For optimal results, it’s important to select the right extraction strategy, as it determines how the system interprets and uses visual data to generate answers. Search AI supports two extraction strategies for visual content:

This strategy is designed to handle complex PDF files, particularly those containing non-textual layouts such as forms, tables, or visually rich content.

In this approach,

  • Each page of the PDF is first converted into an image, preserving the layout, structure, and visual context.
  • These page images are then processed using a VDR embedding model, which generates embeddings that capture both the textual and visual semantics.
  • When a user submits a query, the query is converted into two embeddings - one using a text model and another using an image model.
  • The text embedding is used to search against text-based chunks. The image embedding is used to search against image-based chunks.
  • The system retrieves the top 5 image chunks and top 20 text chunks,, then sends them to the LLM for answer generation. For image chunks, the image URLs are also passed to the model, allowing it to access and interpret the images directly when forming the answer.

End User Experience

When answer is displayed users can see both the text extracted from the image and references to the image from which the answer is generated. Click on the info icon to see the preview of the image.

Preview image

Learn More.

Layout-aware Extraction Strategy

This strategy extracts data by considering the content's layout and structure.
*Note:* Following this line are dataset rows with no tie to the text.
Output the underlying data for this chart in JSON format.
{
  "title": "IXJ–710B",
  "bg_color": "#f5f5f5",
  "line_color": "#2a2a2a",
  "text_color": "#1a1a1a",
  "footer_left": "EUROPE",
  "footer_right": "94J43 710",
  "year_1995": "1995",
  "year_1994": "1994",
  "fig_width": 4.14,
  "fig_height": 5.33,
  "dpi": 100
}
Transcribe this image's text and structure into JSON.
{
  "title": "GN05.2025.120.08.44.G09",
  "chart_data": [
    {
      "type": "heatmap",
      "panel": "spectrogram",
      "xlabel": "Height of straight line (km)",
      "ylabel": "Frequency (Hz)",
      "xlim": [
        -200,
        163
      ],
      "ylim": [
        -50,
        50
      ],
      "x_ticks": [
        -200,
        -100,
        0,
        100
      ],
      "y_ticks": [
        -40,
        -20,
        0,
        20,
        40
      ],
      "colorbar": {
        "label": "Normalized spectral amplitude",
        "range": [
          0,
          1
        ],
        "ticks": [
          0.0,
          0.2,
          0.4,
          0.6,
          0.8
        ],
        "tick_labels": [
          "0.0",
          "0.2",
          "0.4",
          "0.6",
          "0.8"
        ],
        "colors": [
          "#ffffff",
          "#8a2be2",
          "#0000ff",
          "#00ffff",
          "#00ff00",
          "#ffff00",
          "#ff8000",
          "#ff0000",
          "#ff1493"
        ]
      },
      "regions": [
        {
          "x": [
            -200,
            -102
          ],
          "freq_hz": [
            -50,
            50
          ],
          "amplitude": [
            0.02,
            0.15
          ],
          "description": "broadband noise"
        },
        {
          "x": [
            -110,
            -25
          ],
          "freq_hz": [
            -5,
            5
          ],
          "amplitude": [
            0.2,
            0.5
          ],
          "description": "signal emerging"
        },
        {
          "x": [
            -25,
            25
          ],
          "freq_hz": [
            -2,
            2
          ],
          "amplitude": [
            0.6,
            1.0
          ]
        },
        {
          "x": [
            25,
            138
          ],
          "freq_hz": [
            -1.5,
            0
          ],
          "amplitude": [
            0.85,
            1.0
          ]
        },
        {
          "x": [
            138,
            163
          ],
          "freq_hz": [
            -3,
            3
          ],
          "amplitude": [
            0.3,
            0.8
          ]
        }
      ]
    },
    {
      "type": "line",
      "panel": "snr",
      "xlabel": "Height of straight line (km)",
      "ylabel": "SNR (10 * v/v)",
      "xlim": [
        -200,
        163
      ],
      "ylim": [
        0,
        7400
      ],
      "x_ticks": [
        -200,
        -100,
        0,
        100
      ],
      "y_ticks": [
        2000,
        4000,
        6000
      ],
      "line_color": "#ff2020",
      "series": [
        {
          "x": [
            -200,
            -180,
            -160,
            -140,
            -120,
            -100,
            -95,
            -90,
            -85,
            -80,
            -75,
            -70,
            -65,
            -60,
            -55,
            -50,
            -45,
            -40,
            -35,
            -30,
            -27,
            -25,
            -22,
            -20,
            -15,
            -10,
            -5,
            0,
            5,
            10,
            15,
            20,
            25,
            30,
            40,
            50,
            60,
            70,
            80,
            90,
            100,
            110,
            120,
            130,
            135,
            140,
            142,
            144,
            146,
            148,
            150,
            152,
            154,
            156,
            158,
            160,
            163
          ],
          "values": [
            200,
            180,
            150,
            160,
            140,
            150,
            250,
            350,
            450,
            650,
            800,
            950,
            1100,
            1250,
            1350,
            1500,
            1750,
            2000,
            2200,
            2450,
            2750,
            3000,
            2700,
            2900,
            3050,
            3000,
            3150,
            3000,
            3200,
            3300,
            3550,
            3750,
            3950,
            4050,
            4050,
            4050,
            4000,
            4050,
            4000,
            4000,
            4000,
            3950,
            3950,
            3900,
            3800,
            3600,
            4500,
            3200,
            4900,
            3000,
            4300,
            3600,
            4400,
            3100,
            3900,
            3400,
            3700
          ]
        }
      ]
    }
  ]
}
This method allows customization of data extraction based on the specific layout or format of the content. Configuring the strategy to particular layout requirements enables more effective extraction of data chunks.

The layout-aware extraction method uses the following approach.

  • The application identifies objects in documents by combining OCR, layout-detection models, and layout-aware rules.
  • When a query is made, relevant chunks are shortlisted and sent to the LLM.
  • If llm uses these chunks to answer then the image is also presented to the user.

Learn More.

Configuration Steps

  1. Upload content. Refer to this to learn more about the supported formats for different content sources.
  2. Set up Extraction Strategy. Choose one of the following based on your document type:
    1. Image-Based Document Extraction (recommended)
    2. Layout-Aware Extraction
  3. Train the application.
  4. Verify the images extracted as part of the chunks in the Browse section.
  5. Go to the Index Configuration. If using the image-based extraction strategy:
    1. Under the Image tab, select XO GPT - VDR embeddings Model and the prompt. You can use the default prompt or create a custom one.
  6. Configure the retrieval and answer-generation settings. For layout-aware, all the models are supported. When using Image-Based Extraction, ensure one of the following answer generation models is selected.
    • OpenAI models - gpt-4o, gpt-4o-mini, gpt-4 turbo
    • Azure OpenAI models - GPT-4o, GPT-4o-mini, GPT-4 Turbo
    • Note: Custom LLMs and Amazon Bedrock are not supported.
  7. Test the answers. Go to the Answer Generation page and use the Test Answer widget to verify the results. When queries are made against indexed images, the text extracted from the image appears as part of the generated answer. The complete image can be viewed by clicking the Preview icon next to the references.